O advogado Marcelo Feller, que apontou a responsabilidade do governo pelo caos na saúde, lembrou que “hoje todos dizem que o presidente tem responsabilidade sobre a política que resultou nessa multidão de mortos”
O ministro André Mendonça, da Justiça, pediu a abertura de mais um inquérito com base na Lei de Segurança Nacional (LSN) para investigar falas críticas ao presidente Jair Bolsonaro.
O alvo desta vez é o advogado Marcelo Feller, de São Paulo. O ministro já havia pedido investigações com base na Lei de Segurança Nacional também contra os colunistas da Folha, Ruy Castro e Helio Schwartsman, o jornalista Ricardo Noblat e o cartunista Aroeira por críticas a Bolsonaro.
A Polícia Federal seguiu as ordens do ministro e já abriu uma investigação contra o advogado baseada na Lei de Segurança Nacional. A acusação é a de que o advogado citou, no programa “O Grande Debate”, da CNN, em julho que o discurso do presidente era responsável por pelo menos 10% das mortes por Covid-19 no país.
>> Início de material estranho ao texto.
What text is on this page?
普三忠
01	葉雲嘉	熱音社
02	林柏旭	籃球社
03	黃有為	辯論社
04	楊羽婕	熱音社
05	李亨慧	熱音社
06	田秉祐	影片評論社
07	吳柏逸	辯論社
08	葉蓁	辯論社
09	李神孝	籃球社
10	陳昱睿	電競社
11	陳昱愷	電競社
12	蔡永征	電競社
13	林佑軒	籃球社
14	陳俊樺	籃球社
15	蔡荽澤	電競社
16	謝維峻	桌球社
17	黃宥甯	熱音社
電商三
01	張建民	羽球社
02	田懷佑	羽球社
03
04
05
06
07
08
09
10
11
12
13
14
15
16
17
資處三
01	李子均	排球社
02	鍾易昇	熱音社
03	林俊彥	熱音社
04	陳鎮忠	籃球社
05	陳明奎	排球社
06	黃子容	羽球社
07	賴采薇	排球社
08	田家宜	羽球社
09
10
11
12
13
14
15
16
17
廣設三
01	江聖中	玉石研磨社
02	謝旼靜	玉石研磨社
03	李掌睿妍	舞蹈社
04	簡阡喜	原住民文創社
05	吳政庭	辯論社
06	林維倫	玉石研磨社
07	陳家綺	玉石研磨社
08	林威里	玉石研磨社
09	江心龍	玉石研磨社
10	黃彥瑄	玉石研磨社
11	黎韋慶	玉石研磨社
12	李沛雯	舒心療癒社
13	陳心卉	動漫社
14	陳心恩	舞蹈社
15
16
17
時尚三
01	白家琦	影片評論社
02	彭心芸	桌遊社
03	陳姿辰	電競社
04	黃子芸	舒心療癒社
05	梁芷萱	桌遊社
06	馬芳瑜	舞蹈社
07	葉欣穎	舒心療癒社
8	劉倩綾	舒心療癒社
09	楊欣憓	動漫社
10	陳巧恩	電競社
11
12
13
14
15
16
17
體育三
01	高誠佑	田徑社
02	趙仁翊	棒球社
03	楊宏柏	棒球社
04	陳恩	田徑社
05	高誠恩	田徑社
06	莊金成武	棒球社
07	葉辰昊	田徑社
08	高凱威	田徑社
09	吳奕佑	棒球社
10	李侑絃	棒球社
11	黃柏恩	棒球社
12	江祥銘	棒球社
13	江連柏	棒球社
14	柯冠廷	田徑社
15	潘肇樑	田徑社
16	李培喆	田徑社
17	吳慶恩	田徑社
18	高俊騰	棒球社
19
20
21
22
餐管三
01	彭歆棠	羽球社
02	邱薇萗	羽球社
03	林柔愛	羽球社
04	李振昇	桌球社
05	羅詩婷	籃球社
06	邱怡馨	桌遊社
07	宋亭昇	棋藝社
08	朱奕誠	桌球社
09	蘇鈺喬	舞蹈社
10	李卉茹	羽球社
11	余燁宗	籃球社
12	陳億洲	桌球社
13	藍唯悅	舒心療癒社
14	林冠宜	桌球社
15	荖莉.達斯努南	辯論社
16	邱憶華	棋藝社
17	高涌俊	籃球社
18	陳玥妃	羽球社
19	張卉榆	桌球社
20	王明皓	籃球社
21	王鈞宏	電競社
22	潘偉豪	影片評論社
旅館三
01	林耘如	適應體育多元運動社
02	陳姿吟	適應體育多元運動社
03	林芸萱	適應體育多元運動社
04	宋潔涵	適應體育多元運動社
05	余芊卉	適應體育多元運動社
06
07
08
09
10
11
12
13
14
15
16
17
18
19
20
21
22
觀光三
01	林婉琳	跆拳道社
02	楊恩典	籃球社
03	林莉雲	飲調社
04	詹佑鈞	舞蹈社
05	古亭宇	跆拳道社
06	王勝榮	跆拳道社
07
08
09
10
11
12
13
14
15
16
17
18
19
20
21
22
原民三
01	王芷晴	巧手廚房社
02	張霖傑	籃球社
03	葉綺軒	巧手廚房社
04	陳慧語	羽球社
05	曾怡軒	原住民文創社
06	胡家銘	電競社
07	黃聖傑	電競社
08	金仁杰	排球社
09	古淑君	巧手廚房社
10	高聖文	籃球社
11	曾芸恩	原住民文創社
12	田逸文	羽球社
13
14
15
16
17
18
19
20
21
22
O ministro do STF (Supremo Tribunal Federal) Gilmar Mendes tinha acusado o Exército de, ao respaldar as posições negacionistas do presidente da República e de seu governo, se associar a um “genocídio” na crise do novo coronavírus. O advogado vai impetrar um habeas corpus pedindo o trancamento da investigação.
“Hoje todos dizem que o presidente tem responsabilidade sobre a política que resultou nessa multidão de mortos”, afirma Feller. O inquérito para investigar a declaração foi aberto em agosto pelo delegado Victor Barbarella Negraes, da Divisão de Contrainteligência Policial.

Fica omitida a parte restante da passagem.